Question

Phosphoric acid H3PO4 is manufactured by treating mineral phosphates with concentrated sulfuric acid H2SO4. A typical phosphate mineral, Ca5(PO4)3F, reacts with sulfuric acid as shown by the equation:

Ca5(PO4)3F + 5H2SO4  3H3PO4 + 5CaSO4·2H2O + HF
If 5.00 tons of this mineral is treated with 6.00 tons of sulfuric acid to produce 2.70 tons of

phosphoric acid, what is the percent yield of phosphoric acid?

Answer 1

Ca5(PO4)3F + 5H2SO4 +2H2O ========= 3H3PO4 + 5CaSO4*2H2O + HF

The first thing to check is if the equation is balance, and it is. You have 5 atoms of Ca on each side, 3 atoms of P in each side, 1 atom of F in each side, 5 atoms of S in each side, 34 atoms of O in each side, 14 atoms of H in each side.

Inicially we have 5.00tons of Ca5(PO4)3F and we have to change it to mole so we can stablish a relation throught the stequiometrics factors. The way we do the cahnge is with the molecular weight of the cmpound. So we have to change each value of the reactants from tns of grams to mole.

The Molecular weight can be calculate by adding the atomic weight of each atom involving in the compound. For example:

MW: Ca5(PO4)3F= Ca: 5* 40,1g/mol = 200,5g/mol

P: 3 * 31g/mol = 93 g/mol

O: 12 * 16g/mol = 192g/mol

F: 1 * 19g/ml = 19g/mol

MW :Ca5(PO4)3F= 504,5g/mol

Now we calculate with the same procedure the molecular weight of H2SO4, MW= 98g/mol

Now the tons that the problem gave us inicially we make 3 rule

1 mol of Ca5(PO4)3F -----weights-----------504,5g

X ------------------------------------------------------5000000g

X= 9910mol of Ca5(PO4)3F

We do the same with the H2SO4

1mol of H2SO4 -------------weights-------98g

X-------------------------------------------------- 6000000g

X=61224 mole of H2SO4

Now that we have amount of each reactant in moles we stablish the realtion with the stechiometric values from the equation that we had balance before.
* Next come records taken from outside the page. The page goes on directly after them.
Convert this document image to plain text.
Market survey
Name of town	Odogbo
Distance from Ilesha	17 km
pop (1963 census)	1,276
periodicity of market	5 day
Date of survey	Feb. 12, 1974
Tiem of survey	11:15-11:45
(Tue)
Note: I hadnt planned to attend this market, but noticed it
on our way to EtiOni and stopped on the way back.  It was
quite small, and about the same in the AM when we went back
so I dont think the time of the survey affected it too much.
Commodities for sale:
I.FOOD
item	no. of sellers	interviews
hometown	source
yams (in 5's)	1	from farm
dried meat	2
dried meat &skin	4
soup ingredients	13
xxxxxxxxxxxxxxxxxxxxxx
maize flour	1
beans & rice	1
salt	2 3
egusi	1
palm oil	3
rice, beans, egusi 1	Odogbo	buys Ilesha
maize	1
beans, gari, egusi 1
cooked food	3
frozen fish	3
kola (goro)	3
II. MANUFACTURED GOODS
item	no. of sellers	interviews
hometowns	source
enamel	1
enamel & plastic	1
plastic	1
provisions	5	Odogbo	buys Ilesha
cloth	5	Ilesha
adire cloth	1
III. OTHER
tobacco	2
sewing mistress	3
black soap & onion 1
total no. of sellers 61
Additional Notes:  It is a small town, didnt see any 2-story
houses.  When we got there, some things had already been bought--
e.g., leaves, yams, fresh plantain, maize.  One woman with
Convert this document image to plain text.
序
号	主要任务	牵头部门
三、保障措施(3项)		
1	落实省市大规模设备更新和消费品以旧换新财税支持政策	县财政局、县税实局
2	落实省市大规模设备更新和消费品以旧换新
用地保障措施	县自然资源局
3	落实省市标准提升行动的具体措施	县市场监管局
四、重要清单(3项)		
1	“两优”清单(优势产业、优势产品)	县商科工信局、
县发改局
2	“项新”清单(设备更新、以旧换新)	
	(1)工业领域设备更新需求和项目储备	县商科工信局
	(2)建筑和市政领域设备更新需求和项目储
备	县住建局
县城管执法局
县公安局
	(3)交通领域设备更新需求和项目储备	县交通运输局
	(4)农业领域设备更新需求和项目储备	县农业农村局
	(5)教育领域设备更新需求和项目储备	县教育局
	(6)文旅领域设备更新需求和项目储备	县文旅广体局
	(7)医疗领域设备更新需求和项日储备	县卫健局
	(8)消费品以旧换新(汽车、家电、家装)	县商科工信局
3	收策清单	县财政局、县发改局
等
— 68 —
1 mole of Ca5(PO4)3F ----- reacts----------- 5 mole of H2SO4

9910mole of Ca5(PO4)3F ---------------------- X

X= 49550 mole of H2SO4

So 9910 mole of Ca5(PO4)3F will react completly with 49550 mole of H2SO4, and so we have an excess of H2SO4 because we calculate that we inicially added 61224mole, so the limitant reactant is the Ca5(PO4)3F because it will ran out first and the the reaction will stop.

Now that we know that Ca5(PO4)3F is the limitant reactant we calculate hw much of the phosphoric acid will form with that value.

1 mol of Ca5(PO4)3F ------------produces ------------- 3mole of H3PO4

9910 mol of Ca5(PO4)3F ------------------------------- X

X= 29730 mol of H3PO4

MW: H3PO4= 98g/mol

1mol of H3PO4 --------weight----------- 98g

29739mol H3PO4 ----------------------X

X= 2913504 g H3PO4

1ton ----------- 1000000g

X --------------- 2913504g

X= 2,91tons

%= 2,70tons /2,91tons *100 = 92,78%

So the percent yild of phosporic acid its 92,78%.